ケイの動揺は収まらない。こいつが掴んでいるものは、どれだ?どのカードだ?この大事なときに…邪魔をされるわけにはいかないんだ!




耀司を睨む。彼とて何の情報も掴んでいるわけではなかった。そもそもウィリアム・パークスとは面識がない。パブリ時代にあれだけの事件を起こしているのだ。確かにケイを恨んでいてもおかしくはない。

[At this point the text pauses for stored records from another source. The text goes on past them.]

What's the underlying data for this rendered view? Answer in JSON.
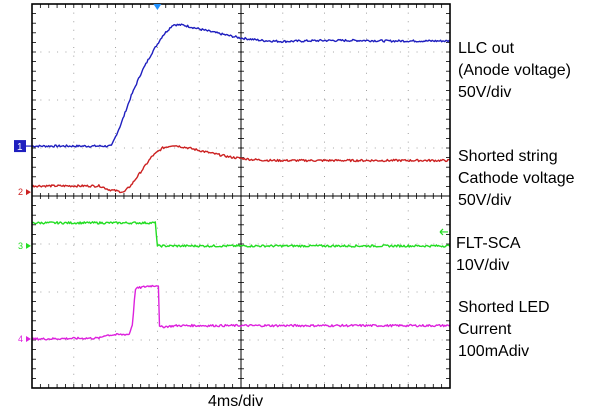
{
  "chart_data": {
    "type": "line",
    "title": "",
    "xlabel": "4ms/div",
    "ylabel": "",
    "grid": true,
    "x_unit": "ms",
    "xlim": [
      0,
      40
    ],
    "divisions": {
      "x": 10,
      "y": 8
    },
    "trigger_marker_x_ms": 12,
    "series": [
      {
        "name": "LLC out (Anode voltage)",
        "color": "#1f1fbf",
        "scale": "50V/div",
        "channel_marker": "1",
        "ground_div": 5.04,
        "ground_level_ms": 0,
        "points": [
          [
            0,
            0
          ],
          [
            7.6,
            0
          ],
          [
            8.5,
            0.45
          ],
          [
            9.5,
            1.05
          ],
          [
            10.5,
            1.55
          ],
          [
            11.5,
            1.95
          ],
          [
            12.5,
            2.3
          ],
          [
            13.5,
            2.53
          ],
          [
            14.5,
            2.52
          ],
          [
            16,
            2.44
          ],
          [
            18,
            2.34
          ],
          [
            20,
            2.25
          ],
          [
            22,
            2.2
          ],
          [
            24,
            2.18
          ],
          [
            26,
            2.19
          ],
          [
            28,
            2.2
          ],
          [
            30,
            2.2
          ],
          [
            32,
            2.2
          ],
          [
            34,
            2.19
          ],
          [
            36,
            2.19
          ],
          [
            38,
            2.19
          ],
          [
            40,
            2.19
          ]
        ]
      },
      {
        "name": "Shorted string Cathode voltage",
        "color": "#cc2222",
        "scale": "50V/div",
        "channel_marker": "2",
        "ground_div": 4.08,
        "points": [
          [
            0,
            0.13
          ],
          [
            6.5,
            0.13
          ],
          [
            7.4,
            0.05
          ],
          [
            8.8,
            0
          ],
          [
            9.5,
            0.15
          ],
          [
            10.5,
            0.45
          ],
          [
            11.5,
            0.75
          ],
          [
            12.5,
            0.92
          ],
          [
            13.5,
            0.98
          ],
          [
            15,
            0.92
          ],
          [
            17,
            0.82
          ],
          [
            19,
            0.73
          ],
          [
            21,
            0.68
          ],
          [
            23,
            0.66
          ],
          [
            26,
            0.66
          ],
          [
            30,
            0.66
          ],
          [
            34,
            0.66
          ],
          [
            40,
            0.66
          ]
        ]
      },
      {
        "name": "FLT-SCA",
        "color": "#22dd22",
        "scale": "10V/div",
        "channel_marker": "3",
        "ground_div": 2.96,
        "points": [
          [
            0,
            0.48
          ],
          [
            11.85,
            0.48
          ],
          [
            11.95,
            0
          ],
          [
            40,
            0
          ]
        ]
      },
      {
        "name": "Shorted LED Current",
        "color": "#dd22dd",
        "scale": "100mAdiv",
        "channel_marker": "4",
        "ground_div": 1.02,
        "points": [
          [
            0,
            0
          ],
          [
            6.5,
            0.02
          ],
          [
            7,
            0.08
          ],
          [
            9.3,
            0.1
          ],
          [
            9.6,
            0.3
          ],
          [
            9.9,
            1.05
          ],
          [
            11,
            1.1
          ],
          [
            12.1,
            1.12
          ],
          [
            12.2,
            0.25
          ],
          [
            14,
            0.28
          ],
          [
            20,
            0.28
          ],
          [
            30,
            0.28
          ],
          [
            40,
            0.28
          ]
        ]
      }
    ]
  },
  "labels": {
    "llc_1": "LLC out",
    "llc_2": "(Anode voltage)",
    "llc_3": "50V/div",
    "cath_1": "Shorted string",
    "cath_2": "Cathode voltage",
    "cath_3": "50V/div",
    "flt_1": "FLT-SCA",
    "flt_2": "10V/div",
    "led_1": "Shorted LED",
    "led_2": "Current",
    "led_3": "100mAdiv"
  },
  "colors": {
    "frame": "#000000",
    "grid": "#888888",
    "trigger_marker": "#1e90ff",
    "channel1_marker_bg": "#1f1fbf"
  }
}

奴らをすべて抑えておくべきだったか。後悔をしても今さら遅い。


電話の向こうでは、ウィリーの耳障りな笑い声が大きくなってゆく。さもおかしそうに。生殺与奪の権は、こちらが握っているのだぞという脅しなのか。


ウィリアムの声は続く。


「いつも偉そうにすましていた君の動揺ぶりが伝わってきて楽しいよ。では一つだけヒントをやろう。君が何としても僕に会わなくてはならないことがわかると思うよ」


何から来る気だ…。もし計画の邪魔をするなら、ただじゃ置かない。


おまえは貴族社会では力を持っているのだろう。しかしそれも、銃弾の前では無力だということを、教えてやろう。


おれもあの頃のおれじゃない。もうためらわない。振り下ろすべきナイフは、必ずとどめを刺してやる。

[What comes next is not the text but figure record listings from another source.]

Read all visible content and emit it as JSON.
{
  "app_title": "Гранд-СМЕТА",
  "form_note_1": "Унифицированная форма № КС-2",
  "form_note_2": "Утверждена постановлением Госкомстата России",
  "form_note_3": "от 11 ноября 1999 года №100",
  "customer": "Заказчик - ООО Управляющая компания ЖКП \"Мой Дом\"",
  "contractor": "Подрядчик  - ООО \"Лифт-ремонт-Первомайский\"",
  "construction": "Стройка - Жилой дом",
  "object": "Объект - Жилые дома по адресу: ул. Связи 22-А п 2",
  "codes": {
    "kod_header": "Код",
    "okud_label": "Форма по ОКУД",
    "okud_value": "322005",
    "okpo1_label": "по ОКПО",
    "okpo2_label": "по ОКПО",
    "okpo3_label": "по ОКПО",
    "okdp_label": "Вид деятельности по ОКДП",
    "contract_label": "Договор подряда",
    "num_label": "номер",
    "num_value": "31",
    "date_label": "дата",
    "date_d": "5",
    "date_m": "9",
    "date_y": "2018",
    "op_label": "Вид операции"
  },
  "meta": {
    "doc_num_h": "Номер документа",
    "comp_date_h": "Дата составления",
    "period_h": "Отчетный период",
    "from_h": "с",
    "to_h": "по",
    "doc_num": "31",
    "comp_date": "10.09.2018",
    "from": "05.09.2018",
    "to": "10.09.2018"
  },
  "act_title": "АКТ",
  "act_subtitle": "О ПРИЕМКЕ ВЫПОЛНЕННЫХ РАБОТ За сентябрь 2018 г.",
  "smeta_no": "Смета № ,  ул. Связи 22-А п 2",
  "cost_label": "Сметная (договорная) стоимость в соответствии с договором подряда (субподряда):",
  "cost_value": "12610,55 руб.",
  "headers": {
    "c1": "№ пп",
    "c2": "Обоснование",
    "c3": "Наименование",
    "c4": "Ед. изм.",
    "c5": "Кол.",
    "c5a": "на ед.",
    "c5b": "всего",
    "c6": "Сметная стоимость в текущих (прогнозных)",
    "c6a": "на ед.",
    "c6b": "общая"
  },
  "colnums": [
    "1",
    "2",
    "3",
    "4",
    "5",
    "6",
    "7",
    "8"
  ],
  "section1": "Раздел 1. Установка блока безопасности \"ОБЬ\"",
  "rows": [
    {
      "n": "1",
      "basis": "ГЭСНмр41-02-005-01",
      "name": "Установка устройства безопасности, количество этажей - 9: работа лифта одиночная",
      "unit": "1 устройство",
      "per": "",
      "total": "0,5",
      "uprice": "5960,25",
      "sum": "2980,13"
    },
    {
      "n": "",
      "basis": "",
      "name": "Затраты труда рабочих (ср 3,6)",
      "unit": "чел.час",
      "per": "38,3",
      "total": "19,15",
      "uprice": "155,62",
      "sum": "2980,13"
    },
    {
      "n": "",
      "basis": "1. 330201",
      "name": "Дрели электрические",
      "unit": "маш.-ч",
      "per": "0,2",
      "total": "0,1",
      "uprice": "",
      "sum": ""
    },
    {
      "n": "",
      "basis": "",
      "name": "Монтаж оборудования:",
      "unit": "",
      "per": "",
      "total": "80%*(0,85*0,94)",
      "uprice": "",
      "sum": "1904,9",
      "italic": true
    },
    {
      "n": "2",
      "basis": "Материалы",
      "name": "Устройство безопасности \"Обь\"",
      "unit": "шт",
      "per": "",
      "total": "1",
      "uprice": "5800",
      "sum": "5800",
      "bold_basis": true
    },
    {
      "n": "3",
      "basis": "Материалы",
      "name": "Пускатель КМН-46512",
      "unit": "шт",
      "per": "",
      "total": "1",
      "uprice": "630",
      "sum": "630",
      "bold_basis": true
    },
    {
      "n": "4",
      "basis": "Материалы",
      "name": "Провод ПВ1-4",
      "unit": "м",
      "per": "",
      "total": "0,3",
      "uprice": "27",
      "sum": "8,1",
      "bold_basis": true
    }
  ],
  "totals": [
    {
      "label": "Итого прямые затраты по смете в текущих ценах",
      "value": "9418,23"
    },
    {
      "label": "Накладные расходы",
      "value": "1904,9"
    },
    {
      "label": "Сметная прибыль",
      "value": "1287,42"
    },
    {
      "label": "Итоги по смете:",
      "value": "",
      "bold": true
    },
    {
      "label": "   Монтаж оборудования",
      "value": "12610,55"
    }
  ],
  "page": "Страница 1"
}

ケイの瞳がゆっくり歪められる。浮かぶ色は、限りなく暗い陰。



口元に笑みすら戻りつつあったケイに、ウィリーが放った言葉は…。






「僕に異母弟がいることは伝えてなかったかな。僕とは二つ違い、そう…君の一歳年下になるのだね」


「異母弟…?」


意外な台詞にケイがとまどう。ウィリアム・パークスは舌なめずりが見えるかのような、ねっとりした声でこう囁いた。


「彼の名前は、ケイ・H・パークス。母親は後妻でね。Hが何を意味するか、わかるかい?それはもちろん…彼の旧姓である『ハミルトン』…」





ケイ・H・パークス…ケイ・ハミルトン・パークス!?





ケイの手から、受話器が滑り落ちた。